26.02.2016

Arbeitslose EU-Ausländer haben in den ersten drei Monaten in Deutschland keinen Anspruch auf Hartz IV

Arbeitslose Ausländer aus einem anderen EU-Mitgliedstaat haben in den ersten drei Monaten ihres Aufenthalts in Deutschland keinen Anspruch auf Hartz-IV-Leistungen. Die entsprechende deutsche Regelung verstößt nicht gegen EU-Recht. Dieses sieht zwar ein dreimonatiges Aufenthaltsrecht in einem anderen Mitgliedstaat vor, ohne dass hierfür irgendwelche Voraussetzungen erfüllt sein müssten. Im Gegenzug dürfen die Staaten in dieser Zeit aber auch jegliche Sozialleistungen verweigern. Eine individuelle Prüfung ist insoweit nicht erforderlich.

EuGH 25.2.2016, C-299/14
Der Sachverhalt:
Der Kläger des Ausgangsverfahrens ist spanischer Staatsangehöriger. Er war zusammen mit seinem Sohn nach Deutschland gekommen und hatte hier Hartz-IV-Leistungen beantragt.
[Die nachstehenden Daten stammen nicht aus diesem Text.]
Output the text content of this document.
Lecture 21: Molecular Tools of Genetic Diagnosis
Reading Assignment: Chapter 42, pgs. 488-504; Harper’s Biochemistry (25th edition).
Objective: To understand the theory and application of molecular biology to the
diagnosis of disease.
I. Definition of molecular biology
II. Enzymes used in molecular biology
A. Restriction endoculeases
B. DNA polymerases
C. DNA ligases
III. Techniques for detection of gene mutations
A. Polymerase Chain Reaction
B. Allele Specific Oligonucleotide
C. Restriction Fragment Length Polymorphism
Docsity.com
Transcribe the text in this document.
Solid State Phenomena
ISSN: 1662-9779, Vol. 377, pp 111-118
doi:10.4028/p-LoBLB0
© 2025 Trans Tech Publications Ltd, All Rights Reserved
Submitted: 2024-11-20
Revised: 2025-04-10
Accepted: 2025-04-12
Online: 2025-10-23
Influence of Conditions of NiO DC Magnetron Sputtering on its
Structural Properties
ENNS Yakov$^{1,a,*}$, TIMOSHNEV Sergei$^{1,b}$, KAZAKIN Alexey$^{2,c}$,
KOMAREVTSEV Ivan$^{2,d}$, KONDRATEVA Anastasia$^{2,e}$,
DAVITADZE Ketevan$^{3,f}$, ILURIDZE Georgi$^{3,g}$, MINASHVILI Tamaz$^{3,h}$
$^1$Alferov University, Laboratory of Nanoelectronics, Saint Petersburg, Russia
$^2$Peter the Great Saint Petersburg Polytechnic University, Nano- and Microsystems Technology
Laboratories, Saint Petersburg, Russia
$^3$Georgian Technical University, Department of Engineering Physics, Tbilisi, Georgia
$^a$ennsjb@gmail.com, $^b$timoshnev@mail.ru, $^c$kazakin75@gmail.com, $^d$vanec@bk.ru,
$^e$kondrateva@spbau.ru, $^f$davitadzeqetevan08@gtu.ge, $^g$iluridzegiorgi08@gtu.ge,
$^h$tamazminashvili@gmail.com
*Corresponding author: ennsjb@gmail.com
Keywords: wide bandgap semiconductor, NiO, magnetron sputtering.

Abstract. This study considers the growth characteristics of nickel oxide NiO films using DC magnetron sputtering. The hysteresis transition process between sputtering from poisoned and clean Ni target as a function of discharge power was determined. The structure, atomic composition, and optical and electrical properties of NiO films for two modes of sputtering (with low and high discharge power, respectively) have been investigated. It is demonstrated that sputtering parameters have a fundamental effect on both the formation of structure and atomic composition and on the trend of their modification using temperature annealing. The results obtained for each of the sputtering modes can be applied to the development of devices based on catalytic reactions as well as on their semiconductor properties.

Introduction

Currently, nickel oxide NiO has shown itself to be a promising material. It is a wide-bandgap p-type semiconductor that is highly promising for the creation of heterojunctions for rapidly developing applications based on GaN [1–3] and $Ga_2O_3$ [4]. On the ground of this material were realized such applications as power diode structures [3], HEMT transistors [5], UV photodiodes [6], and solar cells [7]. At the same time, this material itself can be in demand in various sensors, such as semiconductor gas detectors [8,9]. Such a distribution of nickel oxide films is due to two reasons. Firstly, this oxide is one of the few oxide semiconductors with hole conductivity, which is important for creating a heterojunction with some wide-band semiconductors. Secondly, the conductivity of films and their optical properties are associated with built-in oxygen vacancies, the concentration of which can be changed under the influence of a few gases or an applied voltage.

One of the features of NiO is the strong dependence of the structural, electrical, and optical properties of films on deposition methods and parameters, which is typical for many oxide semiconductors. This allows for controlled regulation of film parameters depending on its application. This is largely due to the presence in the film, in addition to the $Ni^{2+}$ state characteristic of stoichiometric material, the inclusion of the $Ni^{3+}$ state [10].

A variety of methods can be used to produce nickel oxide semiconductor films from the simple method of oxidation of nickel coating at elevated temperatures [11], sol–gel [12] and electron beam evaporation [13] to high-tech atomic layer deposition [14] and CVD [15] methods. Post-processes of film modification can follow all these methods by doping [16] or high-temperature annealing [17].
Das beklagte Jobcenter lehnte die Leistungen für die ersten drei Monate des Aufenthalts des Klägers und seines Sohnes in Deutschland ab. Auf die hiergegen gerichtete Klage setzte das LSG NRW das Verfahren aus und legte dem EuGH die Frage zur Vorabentscheidung vor, ob die entsprechenden deutschen Rechtsvorschriften mit dem EU-Recht vereinbar sind. Der EuGH bejahte dies.

Die Gründe:
Die deutsche Regelung, wonach Staatsangehörige anderer Mitgliedstaaten in den ersten drei Monaten ihres Aufenthalts in Deutschland von Hartz-IV-Leistungen ausgeschlossen sind, ist mit dem EU-Recht vereinbar.

Nach der Unionsbürgerrichtlinie (RL 2004/38/EG) haben EU-Bürger für einen Zeitraum von bis zu drei Monaten ein Aufenthaltsrecht in einem anderen Mitgliedstaat haben. Hierfür müssen sie lediglich im Besitz eines gültigen Personalausweises oder Reisepasses sein und ansonsten keine weiteren Voraussetzungen erfüllen. Die Mitgliedstaaten dürfen von ihnen also z.B. nicht verlangen, dass sie über ausreichende Mittel zur Bestreitung ihres Lebensunterhalts verfügen.

Im Gegenzug erlaubt die Richtlinie den Mitgliedstaaten zur Erhaltung des finanziellen Gleichgewichts ihrer Sozialsysteme, zugezogenen EU-Ausländern in den ersten drei Monaten des Aufenthalts jegliche Sozialleistungen zu verweigern. Eine solche Versagung setzt keine Prüfung der persönlichen Umstände des Betroffenen voraus.

Der Hintergrund:
Mit diesem Urteil bestätigt der EuGH seine neuere Rechtsprechung, wonach

  • EU-Bürger, die in einen Staat zur Arbeitsuche einreisen, von bestimmten beitragsunabhängigen Sozialleistungen ausgeschlossen werden können (EuGH, Urt. v.  15.9.2015 - Rs. C-67/14 - "Alimanovic") und
  • nicht erwerbstätige Unionsbürger, die sich allein mit dem Ziel, in den Genuss von Sozialhilfe zu kommen, in einen anderen Mitgliedstaat begeben, von bestimmten Sozialleistungen ausgeschlossen werden können (EuGH, Urt. v. 11.11.2014 - Rs. C-333/13 - "Dano").

In Reaktion auf diese EuGH-Rechtsprechung hat das Bundessozialgericht den Anspruch arbeitsloser EU-Ausländer auf Sozialhilfe ausgeweitet. Die Bundesregierung hat angekündigt, dies durch eine Gesetzesänderung rückgängig machen zu wollen.